Comment enfile-t-on des chaussettes de contention ?

Pour mettre ce genre de chaussette, il faut être très précautionneux. Il se porte sur une peau bien sèche et dépourvue de bijoux ou objets pointus susceptibles de l’effiler. On s’y prendra le matin et en position assise. Pour ce faire, voici la marche à suivre :

1.retournez et enroulez la chaussette sur elle-même en prenant soin de pincer au niveau du talon.

2.rentrez le pied jusqu’au talon en vous assurant que la chaussette soit bien positionnée.

3.déroulez progressivement le dispositif de contention en l’ajustant à la jambe sans tirer, procédez par des mouvements fluides et légers en allant de droite à gauche pour éviter les plis.

4.terminez en massant la jambe de bas en haut afin de permettre au tissu de bien adhérer à la peau et éventuellement, corriger les plis.

 

Les chaussettes de contention peuvent-elles faire l’objet d’un remboursement ?

S’ils revêtent un caractère médical comme c’est le cas des chaussettes Gibaud, ils peuvent être remboursés en vertu du cahier des charges de la Liste des Produits et Prestations Remboursables (LPPR) en France.
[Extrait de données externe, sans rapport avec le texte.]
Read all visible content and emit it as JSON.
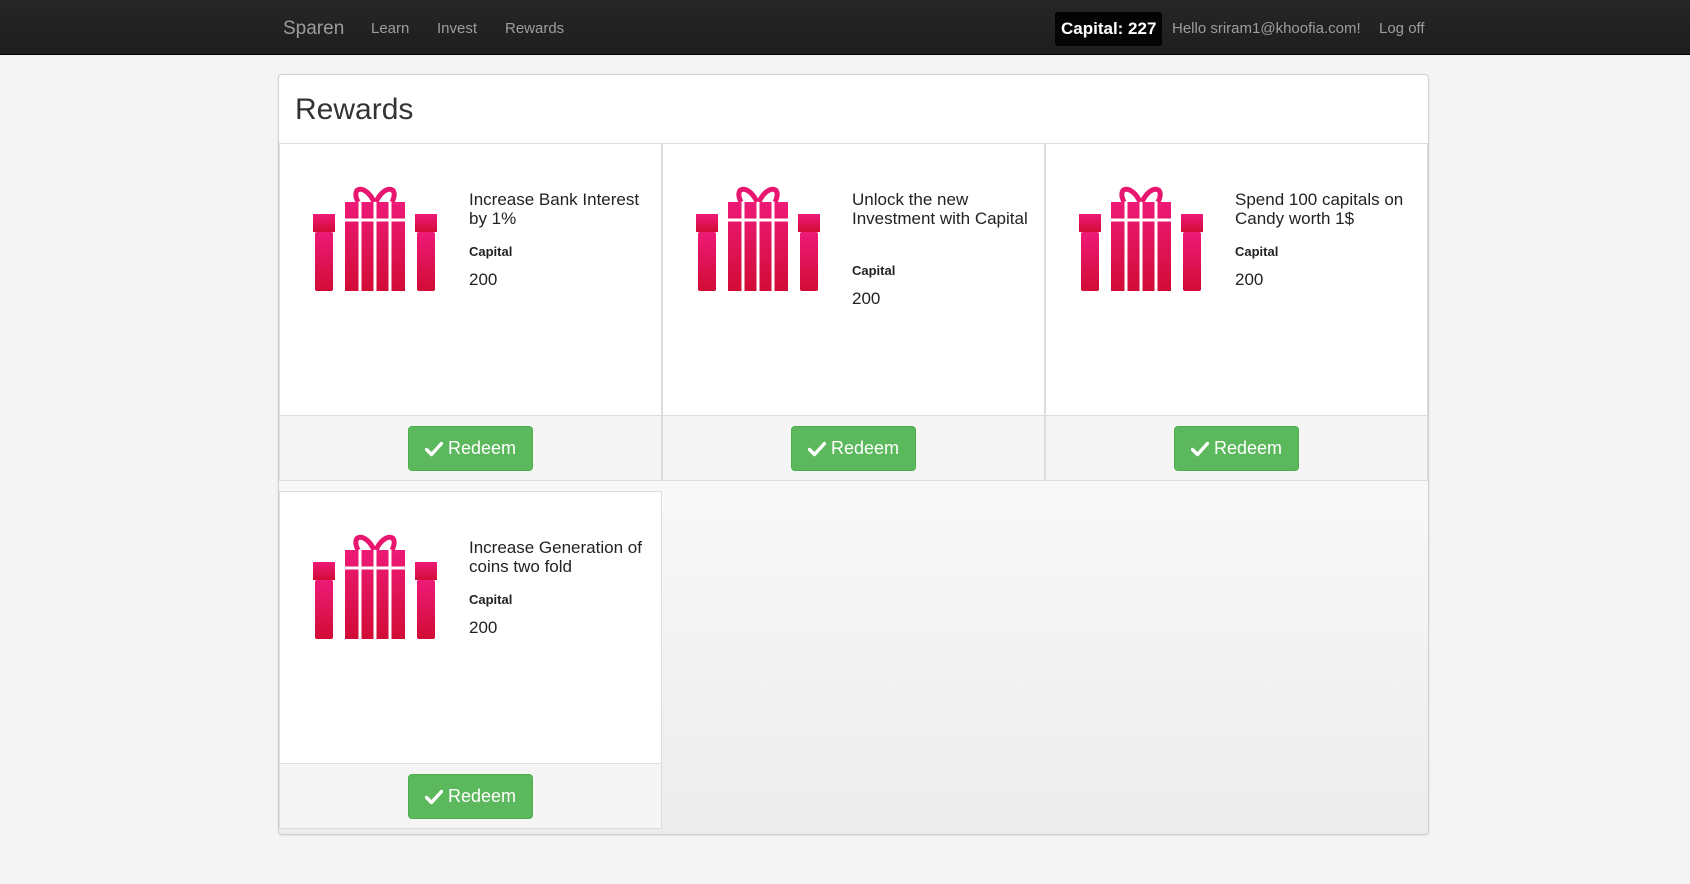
{
  "nav": {
    "brand": "Sparen",
    "links": [
      "Learn",
      "Invest",
      "Rewards"
    ],
    "capital_badge": "Capital: 227",
    "greeting": "Hello sriram1@khoofia.com!",
    "logoff": "Log off"
  },
  "page": {
    "title": "Rewards"
  },
  "rewards": [
    {
      "title": "Increase Bank Interest by 1%",
      "label": "Capital",
      "value": "200",
      "button": "Redeem",
      "icon": "gift-icon"
    },
    {
      "title": "Unlock the new Investment with Capital",
      "label": "Capital",
      "value": "200",
      "button": "Redeem",
      "icon": "gift-icon"
    },
    {
      "title": "Spend 100 capitals on Candy worth 1$",
      "label": "Capital",
      "value": "200",
      "button": "Redeem",
      "icon": "gift-icon"
    },
    {
      "title": "Increase Generation of coins two fold",
      "label": "Capital",
      "value": "200",
      "button": "Redeem",
      "icon": "gift-icon"
    }
  ],
  "colors": {
    "navbar": "#222222",
    "accent_button": "#5cb85c",
    "gift_top": "#e8166e",
    "gift_bottom": "#d10c35"
  }
}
La base de remboursement par l’Assurance Maladie est de 22,40 € pour des chaussettes de contention. La prise en charge à hauteur de 60 % de ce montant de remboursement conventionnée par la LPPR. C’est sous condition de prescription médicale ou sous certaines conditions imposées par une infirmière ou un kinésithérapeute. Le reste à charge de 40 % est injectable à la mutuelle. La complémentaire peut aussi prendre en charge les éventuels dépassements de prix, dans la limite des clauses contractuelles.

 

Comment entretenir ses chaussettes de contention ?
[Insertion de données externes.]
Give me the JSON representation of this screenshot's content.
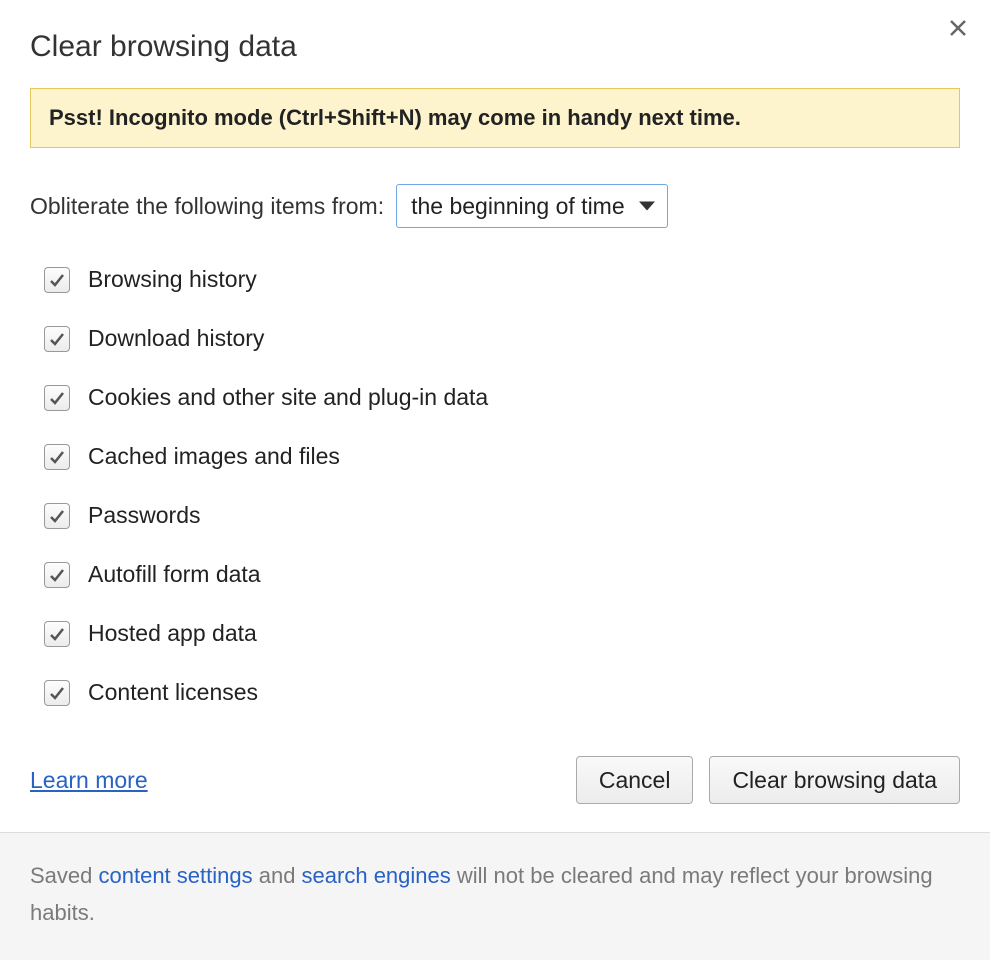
{
  "dialog": {
    "title": "Clear browsing data",
    "tip": "Psst! Incognito mode (Ctrl+Shift+N) may come in handy next time.",
    "obliterate_label": "Obliterate the following items from:",
    "time_range_selected": "the beginning of time",
    "items": [
      {
        "label": "Browsing history",
        "checked": true
      },
      {
        "label": "Download history",
        "checked": true
      },
      {
        "label": "Cookies and other site and plug-in data",
        "checked": true
      },
      {
        "label": "Cached images and files",
        "checked": true
      },
      {
        "label": "Passwords",
        "checked": true
      },
      {
        "label": "Autofill form data",
        "checked": true
      },
      {
        "label": "Hosted app data",
        "checked": true
      },
      {
        "label": "Content licenses",
        "checked": true
      }
    ],
    "learn_more": "Learn more",
    "cancel": "Cancel",
    "clear": "Clear browsing data"
  },
  "footer": {
    "pre": "Saved ",
    "link1": "content settings",
    "mid": " and ",
    "link2": "search engines",
    "post": " will not be cleared and may reflect your browsing habits."
  }
}
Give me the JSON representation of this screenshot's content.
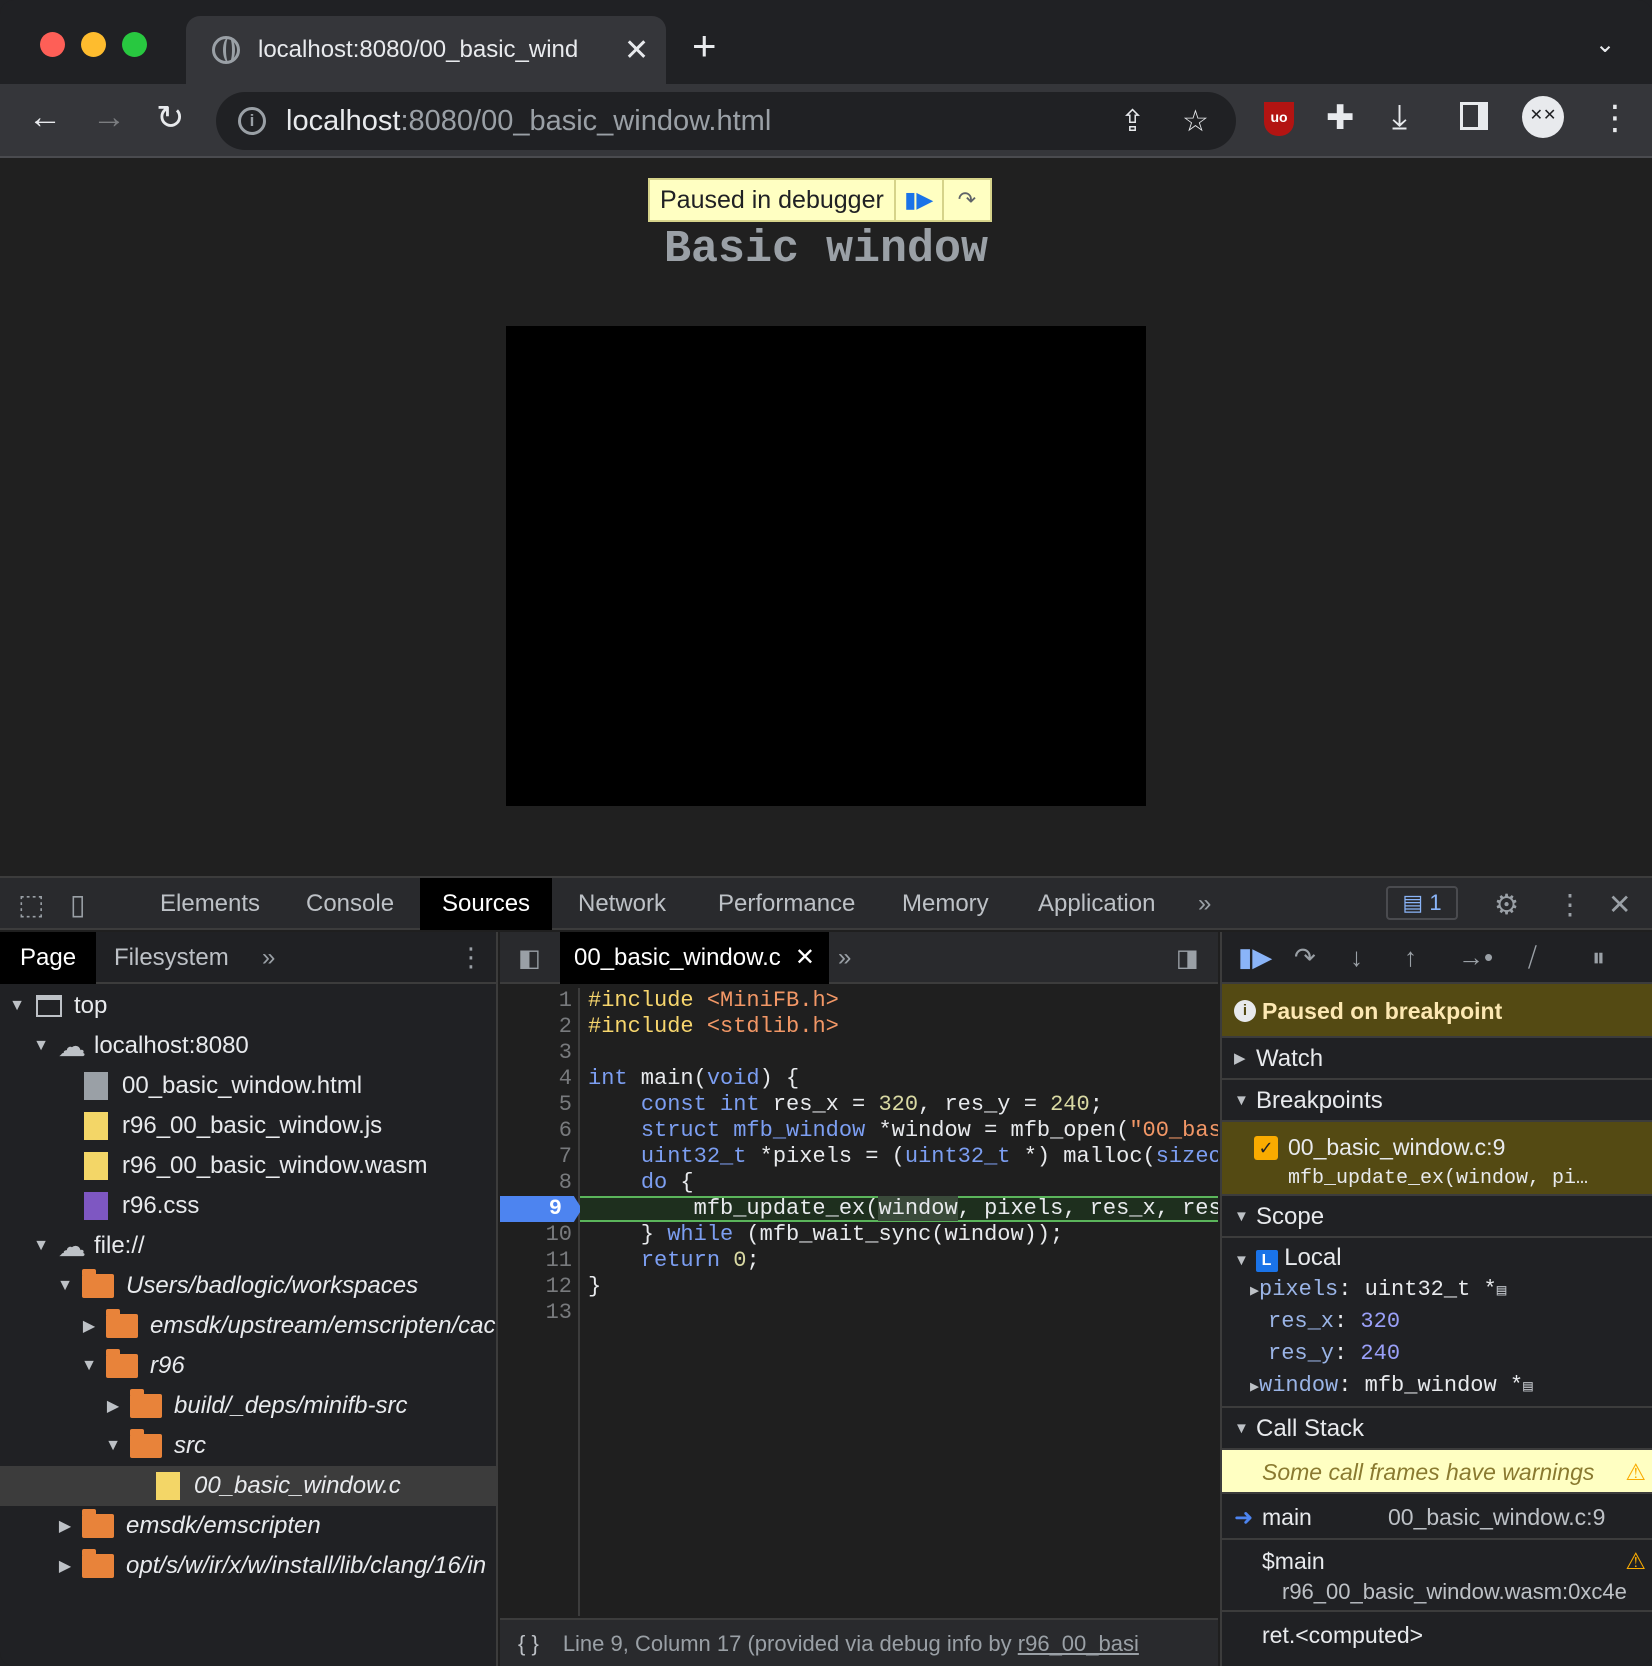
{
  "browser": {
    "tab_title": "localhost:8080/00_basic_wind",
    "url_host": "localhost",
    "url_rest": ":8080/00_basic_window.html"
  },
  "page": {
    "paused_label": "Paused in debugger",
    "title": "Basic window"
  },
  "devtools": {
    "tabs": [
      "Elements",
      "Console",
      "Sources",
      "Network",
      "Performance",
      "Memory",
      "Application"
    ],
    "issues_count": "1",
    "navigator": {
      "tabs": [
        "Page",
        "Filesystem"
      ],
      "tree": [
        {
          "label": "top"
        },
        {
          "label": "localhost:8080"
        },
        {
          "label": "00_basic_window.html"
        },
        {
          "label": "r96_00_basic_window.js"
        },
        {
          "label": "r96_00_basic_window.wasm"
        },
        {
          "label": "r96.css"
        },
        {
          "label": "file://"
        },
        {
          "label": "Users/badlogic/workspaces"
        },
        {
          "label": "emsdk/upstream/emscripten/cac"
        },
        {
          "label": "r96"
        },
        {
          "label": "build/_deps/minifb-src"
        },
        {
          "label": "src"
        },
        {
          "label": "00_basic_window.c"
        },
        {
          "label": "emsdk/emscripten"
        },
        {
          "label": "opt/s/w/ir/x/w/install/lib/clang/16/in"
        }
      ]
    },
    "editor": {
      "file_tab": "00_basic_window.c",
      "line_numbers": [
        "1",
        "2",
        "3",
        "4",
        "5",
        "6",
        "7",
        "8",
        "9",
        "10",
        "11",
        "12",
        "13"
      ],
      "status": "Line 9, Column 17  (provided via debug info by ",
      "status_link": "r96_00_basi"
    },
    "debugger": {
      "paused_msg": "Paused on breakpoint",
      "watch": "Watch",
      "breakpoints": "Breakpoints",
      "bp_file": "00_basic_window.c:9",
      "bp_code": "mfb_update_ex(window, pi…",
      "scope": "Scope",
      "local": "Local",
      "vars": [
        {
          "name": "pixels",
          "value": "uint32_t *"
        },
        {
          "name": "res_x",
          "value": "320"
        },
        {
          "name": "res_y",
          "value": "240"
        },
        {
          "name": "window",
          "value": "mfb_window *"
        }
      ],
      "callstack": "Call Stack",
      "warning": "Some call frames have warnings",
      "frames": [
        {
          "name": "main",
          "loc": "00_basic_window.c:9"
        },
        {
          "name": "$main",
          "loc": "r96_00_basic_window.wasm:0xc4e"
        },
        {
          "name": "ret.<computed>",
          "loc": ""
        }
      ]
    }
  }
}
Par précaution, il vaut toujours mieux avoir deux paires à laver alternativement. Pour les entretenir, vous avez deux options :

  • lavage à la main et à l’eau tiède avec un savon neutre (savon de Marseille par exemple) et sans adoucissant ;
  • lavage à la machine si le fabricant le préconise dans la notice d’utilisation.

Prenez soin de bien rincez le vêtement avant de l’essorer sans tordre et de le sécher à l’air libre. Retenez aussi que les chaussettes de contention ne se repassent pas.